In the case of the P. falciparum parasite, his research has now also shown that its Hsp20s are performing far better than its larger counterparts. “Unlike the major larger heat shock proteins, the Hsp20s in the malaria parasite can function independently from external energy sources. In other words, while energy-dependent chaperones may otherwise be impaired under energy-depleted, high-stress conditions, the parasite’s Hsp20s remain active. 

“Because they serve as the final defense against protein misfolding and aggregation, especially during cellular stress, targeting Hsp20s may provide a novel and effective approach to disrupting parasite survival,” he explains. 

Dr Zininga and his MSc student, Francisca Magum Timothy, also found that quercetin inhibited the chaperone function of the malaria parasite’s Hsp20s, although further studies will be needed to establish a direct causal relationship. Quercetin is a natural product that occurs in certain fruits and vegetables, and is well-known for its antioxidant, anti-inflammatory, and anticancer properties. 

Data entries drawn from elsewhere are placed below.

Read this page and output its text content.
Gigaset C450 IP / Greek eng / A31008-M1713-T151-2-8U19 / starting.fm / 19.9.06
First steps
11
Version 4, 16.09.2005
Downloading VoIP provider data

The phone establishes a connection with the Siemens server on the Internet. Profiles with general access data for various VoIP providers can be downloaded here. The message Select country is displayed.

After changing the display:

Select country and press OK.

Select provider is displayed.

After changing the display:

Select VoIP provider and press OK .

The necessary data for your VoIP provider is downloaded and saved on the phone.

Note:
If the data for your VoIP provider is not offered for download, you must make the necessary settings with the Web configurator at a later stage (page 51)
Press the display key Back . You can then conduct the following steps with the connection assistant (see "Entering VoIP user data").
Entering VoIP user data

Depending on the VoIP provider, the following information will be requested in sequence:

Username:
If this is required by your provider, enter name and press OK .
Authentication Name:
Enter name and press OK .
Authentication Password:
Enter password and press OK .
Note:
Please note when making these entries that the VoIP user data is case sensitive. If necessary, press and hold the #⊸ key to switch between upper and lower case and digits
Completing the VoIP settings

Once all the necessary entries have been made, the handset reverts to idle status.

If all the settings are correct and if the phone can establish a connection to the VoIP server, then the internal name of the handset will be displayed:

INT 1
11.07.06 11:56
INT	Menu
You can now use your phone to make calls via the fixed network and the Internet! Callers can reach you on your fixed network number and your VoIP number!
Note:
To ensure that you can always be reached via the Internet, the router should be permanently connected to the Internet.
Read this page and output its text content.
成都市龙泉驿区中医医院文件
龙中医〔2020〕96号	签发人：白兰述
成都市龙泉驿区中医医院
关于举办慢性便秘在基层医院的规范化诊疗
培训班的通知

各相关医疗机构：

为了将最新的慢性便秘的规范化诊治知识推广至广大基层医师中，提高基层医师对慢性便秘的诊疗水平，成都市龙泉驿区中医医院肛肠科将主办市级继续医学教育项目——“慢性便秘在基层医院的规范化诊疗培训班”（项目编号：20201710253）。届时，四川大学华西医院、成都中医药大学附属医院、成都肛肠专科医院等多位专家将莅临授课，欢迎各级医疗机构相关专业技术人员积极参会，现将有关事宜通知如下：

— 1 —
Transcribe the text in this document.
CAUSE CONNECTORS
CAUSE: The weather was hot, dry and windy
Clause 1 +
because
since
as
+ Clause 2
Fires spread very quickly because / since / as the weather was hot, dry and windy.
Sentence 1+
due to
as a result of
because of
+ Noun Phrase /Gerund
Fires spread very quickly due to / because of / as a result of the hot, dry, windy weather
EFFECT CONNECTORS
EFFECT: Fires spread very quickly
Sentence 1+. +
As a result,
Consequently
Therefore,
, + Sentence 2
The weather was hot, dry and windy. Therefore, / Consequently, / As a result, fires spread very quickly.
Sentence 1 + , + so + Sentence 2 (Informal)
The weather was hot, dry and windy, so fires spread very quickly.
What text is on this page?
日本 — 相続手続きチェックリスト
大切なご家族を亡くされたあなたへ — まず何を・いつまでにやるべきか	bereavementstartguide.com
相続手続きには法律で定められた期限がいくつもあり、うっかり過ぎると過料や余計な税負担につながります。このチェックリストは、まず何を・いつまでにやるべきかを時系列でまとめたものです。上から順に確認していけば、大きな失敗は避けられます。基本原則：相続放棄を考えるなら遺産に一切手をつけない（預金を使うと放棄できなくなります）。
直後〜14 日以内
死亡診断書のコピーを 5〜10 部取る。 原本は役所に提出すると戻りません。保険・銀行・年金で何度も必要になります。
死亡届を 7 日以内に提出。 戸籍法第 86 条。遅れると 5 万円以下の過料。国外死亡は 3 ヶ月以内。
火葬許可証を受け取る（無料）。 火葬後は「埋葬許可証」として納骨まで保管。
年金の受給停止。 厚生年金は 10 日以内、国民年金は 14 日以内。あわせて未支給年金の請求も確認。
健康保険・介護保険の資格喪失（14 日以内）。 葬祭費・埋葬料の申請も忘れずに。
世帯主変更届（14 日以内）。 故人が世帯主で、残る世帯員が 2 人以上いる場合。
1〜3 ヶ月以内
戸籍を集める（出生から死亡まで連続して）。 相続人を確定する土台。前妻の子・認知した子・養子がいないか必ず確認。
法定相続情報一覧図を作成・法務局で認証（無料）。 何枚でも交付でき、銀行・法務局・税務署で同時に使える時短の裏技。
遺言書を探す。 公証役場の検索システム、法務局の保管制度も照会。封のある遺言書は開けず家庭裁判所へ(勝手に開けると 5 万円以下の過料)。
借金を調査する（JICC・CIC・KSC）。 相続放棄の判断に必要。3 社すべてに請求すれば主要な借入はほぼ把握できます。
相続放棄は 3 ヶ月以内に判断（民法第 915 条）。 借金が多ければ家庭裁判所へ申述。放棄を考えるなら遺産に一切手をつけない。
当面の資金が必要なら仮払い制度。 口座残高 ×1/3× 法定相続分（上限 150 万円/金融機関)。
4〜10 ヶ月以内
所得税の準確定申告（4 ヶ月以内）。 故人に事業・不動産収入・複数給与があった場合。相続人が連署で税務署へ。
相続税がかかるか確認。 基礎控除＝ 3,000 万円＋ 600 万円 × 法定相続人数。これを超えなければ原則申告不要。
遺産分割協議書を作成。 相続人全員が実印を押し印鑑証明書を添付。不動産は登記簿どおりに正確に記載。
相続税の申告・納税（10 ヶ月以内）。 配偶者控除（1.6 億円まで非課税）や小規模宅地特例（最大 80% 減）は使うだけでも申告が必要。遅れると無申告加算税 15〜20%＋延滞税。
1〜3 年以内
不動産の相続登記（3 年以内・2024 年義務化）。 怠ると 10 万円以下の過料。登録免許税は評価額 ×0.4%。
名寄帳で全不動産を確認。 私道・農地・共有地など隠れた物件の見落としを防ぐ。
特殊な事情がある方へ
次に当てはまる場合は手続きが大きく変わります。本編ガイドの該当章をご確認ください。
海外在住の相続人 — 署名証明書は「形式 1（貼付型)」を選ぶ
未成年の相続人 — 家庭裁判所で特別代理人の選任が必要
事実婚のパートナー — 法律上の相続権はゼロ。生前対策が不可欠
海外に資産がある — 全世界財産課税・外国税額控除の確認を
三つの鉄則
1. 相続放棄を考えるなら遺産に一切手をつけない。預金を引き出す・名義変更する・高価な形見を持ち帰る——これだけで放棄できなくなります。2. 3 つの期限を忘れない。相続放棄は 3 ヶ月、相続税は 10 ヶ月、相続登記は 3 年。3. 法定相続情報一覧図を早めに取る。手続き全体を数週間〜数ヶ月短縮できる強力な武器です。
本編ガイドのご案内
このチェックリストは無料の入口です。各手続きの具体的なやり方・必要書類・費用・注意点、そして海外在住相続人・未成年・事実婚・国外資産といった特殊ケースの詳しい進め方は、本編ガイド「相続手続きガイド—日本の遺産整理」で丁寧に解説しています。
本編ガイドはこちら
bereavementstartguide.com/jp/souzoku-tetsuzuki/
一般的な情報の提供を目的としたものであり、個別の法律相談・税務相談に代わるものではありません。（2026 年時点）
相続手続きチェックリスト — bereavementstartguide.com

In 2023, Francisca was awarded a Mandela Rhodes Scholarship to complete her MSc at Stellenbosch University. She is also a member of the Young African Leaders Initiative (YALI) and an African ChangeMaker fellow. 

The article titled “Comparative characterization of Plasmodium falciparum small heat shock proteins and their inhibition by Quercetin (3,3’,4’,5,7-Pentahydroxyflavone)” was published in The Protein Journal.